Since its opening in the fall, contemporary art museum The Broad has quickly become one of the most popular hotspots for artists and tourists in Los Angeles, attracting visitors from all over the world. Not only is The Broad home to spectacular visual artwork, it also hosts the music series, Callings Out of Context, inspired by Arthur Russell’s song, “Calling out of Context.” On Feb. 27, the newest program in the series spotlighted experimental music composers and performers Tyondai Braxton and Daniel Wohl.
Co-hosted by REDCAT, Roy and Edna Disney/CalArts Theater, the series brings contemporary and transgressive musicians of different styles together to showcase new perspectives of diverse music genres and to break away from the rigors of classical composition. It also serves as an audio complement to the collection of pop art currently on display in the museum. The event was guest curated by composer and performer Ted Hearne, who is also an assistant professor of composition at the Thornton School of Music.
Braxton, former lead singer and guitarist of experimental rock band Battles, performed a solo show that fit perfectly for his musical style, incorporating familiar traces of classical music as well as components of electronic music for a unique auditory experience. In addition to his rock contributions, Braxton is also known for his successful album, Central Market, which features a full-length orchestral score. Musicians from Mantra Percussion and string players, arranged by violinist Lina Bahn, accompanied the performance. The sounds by the string players went well with the marimba and symbols but sounded off and out of place with the electronically produced synths and beats that played simultaneously. Though it is a commendable feat to combine genres from two different realms for an eclectic performance, at moments it felt as if an EDM artist and chamber music group accidentally booked their concerts on the same night and decided to just share the stage together last minute.
Krystal Ene, a sophomore majoring in communication, shared her thoughts on the first few songs.
“It was definitely an interesting and electrifying performance,” Ene said. “It was cool, and I’ve never seen or heard anything like it, but it’s not something that I would want to listen to for hours straight.”

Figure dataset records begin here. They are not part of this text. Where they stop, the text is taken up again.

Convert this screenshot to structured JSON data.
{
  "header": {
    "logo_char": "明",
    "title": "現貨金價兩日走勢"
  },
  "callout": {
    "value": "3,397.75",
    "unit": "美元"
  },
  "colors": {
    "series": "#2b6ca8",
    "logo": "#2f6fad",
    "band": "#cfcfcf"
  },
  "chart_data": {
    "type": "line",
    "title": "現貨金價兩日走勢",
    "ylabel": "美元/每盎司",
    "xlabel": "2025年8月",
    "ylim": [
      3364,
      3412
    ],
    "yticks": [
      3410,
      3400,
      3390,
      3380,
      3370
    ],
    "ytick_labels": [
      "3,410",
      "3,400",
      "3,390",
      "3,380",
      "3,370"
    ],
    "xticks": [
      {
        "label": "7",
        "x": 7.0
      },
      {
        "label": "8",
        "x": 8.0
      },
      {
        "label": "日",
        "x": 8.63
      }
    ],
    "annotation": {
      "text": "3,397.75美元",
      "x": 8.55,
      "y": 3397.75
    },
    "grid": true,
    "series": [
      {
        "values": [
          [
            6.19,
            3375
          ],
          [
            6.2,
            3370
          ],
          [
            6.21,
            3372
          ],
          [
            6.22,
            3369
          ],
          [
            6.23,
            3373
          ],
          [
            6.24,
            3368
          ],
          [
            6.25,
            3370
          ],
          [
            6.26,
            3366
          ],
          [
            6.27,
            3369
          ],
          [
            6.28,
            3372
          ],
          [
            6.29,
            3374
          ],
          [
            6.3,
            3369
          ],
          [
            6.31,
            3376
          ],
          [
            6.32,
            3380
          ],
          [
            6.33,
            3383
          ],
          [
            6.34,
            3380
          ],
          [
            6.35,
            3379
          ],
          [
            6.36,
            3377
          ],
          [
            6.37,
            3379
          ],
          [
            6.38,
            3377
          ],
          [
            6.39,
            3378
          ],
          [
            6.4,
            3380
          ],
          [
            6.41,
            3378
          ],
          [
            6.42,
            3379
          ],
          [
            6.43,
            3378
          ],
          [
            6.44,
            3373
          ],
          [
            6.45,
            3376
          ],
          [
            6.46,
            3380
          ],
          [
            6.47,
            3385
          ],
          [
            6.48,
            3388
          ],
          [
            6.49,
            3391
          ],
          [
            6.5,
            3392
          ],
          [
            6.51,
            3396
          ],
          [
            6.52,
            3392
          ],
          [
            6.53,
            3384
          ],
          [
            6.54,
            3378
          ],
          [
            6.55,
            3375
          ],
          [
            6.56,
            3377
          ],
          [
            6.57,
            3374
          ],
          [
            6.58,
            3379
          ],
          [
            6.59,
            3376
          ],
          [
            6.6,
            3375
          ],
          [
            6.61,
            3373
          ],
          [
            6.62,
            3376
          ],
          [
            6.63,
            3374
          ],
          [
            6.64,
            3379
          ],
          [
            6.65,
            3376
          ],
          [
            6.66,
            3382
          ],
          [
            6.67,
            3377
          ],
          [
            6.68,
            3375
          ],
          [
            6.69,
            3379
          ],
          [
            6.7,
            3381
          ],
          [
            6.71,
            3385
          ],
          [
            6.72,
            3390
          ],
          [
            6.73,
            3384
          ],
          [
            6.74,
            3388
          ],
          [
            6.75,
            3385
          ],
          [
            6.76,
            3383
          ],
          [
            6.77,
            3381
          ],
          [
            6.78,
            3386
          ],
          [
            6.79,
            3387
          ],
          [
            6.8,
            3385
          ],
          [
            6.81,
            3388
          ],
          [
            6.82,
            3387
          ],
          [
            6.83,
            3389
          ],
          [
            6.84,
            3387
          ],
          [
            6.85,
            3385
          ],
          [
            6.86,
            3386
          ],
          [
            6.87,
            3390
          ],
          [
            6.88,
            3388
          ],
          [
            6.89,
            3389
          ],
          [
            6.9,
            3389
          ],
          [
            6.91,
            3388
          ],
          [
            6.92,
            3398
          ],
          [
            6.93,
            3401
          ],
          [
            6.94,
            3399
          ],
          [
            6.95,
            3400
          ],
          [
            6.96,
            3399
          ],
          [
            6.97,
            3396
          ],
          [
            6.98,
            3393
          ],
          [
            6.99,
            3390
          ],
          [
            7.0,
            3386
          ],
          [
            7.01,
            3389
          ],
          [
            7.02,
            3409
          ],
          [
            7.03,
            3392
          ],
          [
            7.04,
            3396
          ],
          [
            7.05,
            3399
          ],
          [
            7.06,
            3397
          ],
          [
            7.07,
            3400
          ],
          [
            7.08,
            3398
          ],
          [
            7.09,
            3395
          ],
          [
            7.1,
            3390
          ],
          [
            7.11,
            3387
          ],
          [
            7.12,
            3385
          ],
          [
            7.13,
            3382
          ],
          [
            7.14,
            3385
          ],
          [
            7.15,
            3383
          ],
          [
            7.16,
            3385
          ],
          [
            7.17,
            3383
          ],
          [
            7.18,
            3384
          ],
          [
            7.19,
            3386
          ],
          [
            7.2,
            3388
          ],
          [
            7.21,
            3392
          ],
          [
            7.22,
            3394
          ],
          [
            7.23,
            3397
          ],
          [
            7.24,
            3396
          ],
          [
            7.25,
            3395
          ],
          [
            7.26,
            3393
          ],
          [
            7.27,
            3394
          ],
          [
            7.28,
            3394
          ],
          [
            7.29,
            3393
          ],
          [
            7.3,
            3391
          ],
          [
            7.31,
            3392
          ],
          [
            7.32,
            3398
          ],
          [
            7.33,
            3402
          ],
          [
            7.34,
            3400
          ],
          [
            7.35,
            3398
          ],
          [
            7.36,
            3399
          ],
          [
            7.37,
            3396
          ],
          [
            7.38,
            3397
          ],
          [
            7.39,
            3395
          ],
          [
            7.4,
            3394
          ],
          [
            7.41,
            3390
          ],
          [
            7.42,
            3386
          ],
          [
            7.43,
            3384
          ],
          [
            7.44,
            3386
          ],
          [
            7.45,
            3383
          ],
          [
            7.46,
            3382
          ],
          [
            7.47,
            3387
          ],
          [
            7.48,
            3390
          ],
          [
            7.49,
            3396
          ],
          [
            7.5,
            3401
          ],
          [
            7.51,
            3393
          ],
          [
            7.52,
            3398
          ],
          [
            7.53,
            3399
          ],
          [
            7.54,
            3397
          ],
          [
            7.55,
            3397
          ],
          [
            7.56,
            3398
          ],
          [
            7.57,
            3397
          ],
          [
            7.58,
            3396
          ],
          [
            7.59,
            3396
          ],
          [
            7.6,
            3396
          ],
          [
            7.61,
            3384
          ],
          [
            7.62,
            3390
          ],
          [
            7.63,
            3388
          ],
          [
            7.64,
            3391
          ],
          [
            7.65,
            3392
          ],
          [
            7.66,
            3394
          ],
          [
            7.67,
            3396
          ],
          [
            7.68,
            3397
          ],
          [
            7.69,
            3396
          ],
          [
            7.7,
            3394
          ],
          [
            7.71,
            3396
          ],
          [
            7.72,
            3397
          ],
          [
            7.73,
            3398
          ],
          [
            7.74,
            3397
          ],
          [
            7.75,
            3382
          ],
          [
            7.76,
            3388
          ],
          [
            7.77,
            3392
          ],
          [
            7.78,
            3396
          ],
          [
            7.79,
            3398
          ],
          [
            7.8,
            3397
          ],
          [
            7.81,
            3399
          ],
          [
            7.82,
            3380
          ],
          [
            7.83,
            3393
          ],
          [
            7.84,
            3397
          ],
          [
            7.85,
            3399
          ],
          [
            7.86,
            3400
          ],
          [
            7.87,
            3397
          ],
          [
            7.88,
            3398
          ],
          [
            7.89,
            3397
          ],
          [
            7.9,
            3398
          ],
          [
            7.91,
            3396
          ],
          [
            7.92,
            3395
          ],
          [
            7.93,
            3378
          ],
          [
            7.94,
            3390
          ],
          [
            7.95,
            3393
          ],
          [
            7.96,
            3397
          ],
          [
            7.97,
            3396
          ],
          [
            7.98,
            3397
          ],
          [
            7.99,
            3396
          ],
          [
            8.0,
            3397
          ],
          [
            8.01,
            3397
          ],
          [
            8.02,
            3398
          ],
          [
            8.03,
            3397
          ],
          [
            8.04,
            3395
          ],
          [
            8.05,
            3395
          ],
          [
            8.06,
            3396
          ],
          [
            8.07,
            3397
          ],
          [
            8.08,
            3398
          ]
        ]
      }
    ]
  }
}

During the second half, electronic-acoustic musician Wohl performed his entire sophomore album Holographic, which was recently released Jan. 16. In addition to eight musicians playing, with video imagery by acclaimed artist Daniel Schwarz, Wohl masterfully weaved layers of sound together to create a gloomily charming and enigmatic arrangement. The visuals were stunning, supplementing the sound perfectly and adding dimension to the show. After the performance, audience members gathered at the REDCAT lobby for drinks and discussion.
Those who visit The Broad or REDCAT for its extensive collections of aesthetically appealing visual art will be impressed by the museum’s ability to execute complex and engaging auditory art as well. Whether it’s hip-hop, electronic or indie-rock, Callings Out of Context programs strive to provide its audiences the experience to open their mind and ears to music produced in ways that have not been performed in mainstream media. While it can be a positive avant-garde experience for some, its unconventionality may not be for everybody. The series is set to hold more upcoming events throughout the spring and summer with dates yet to be decided.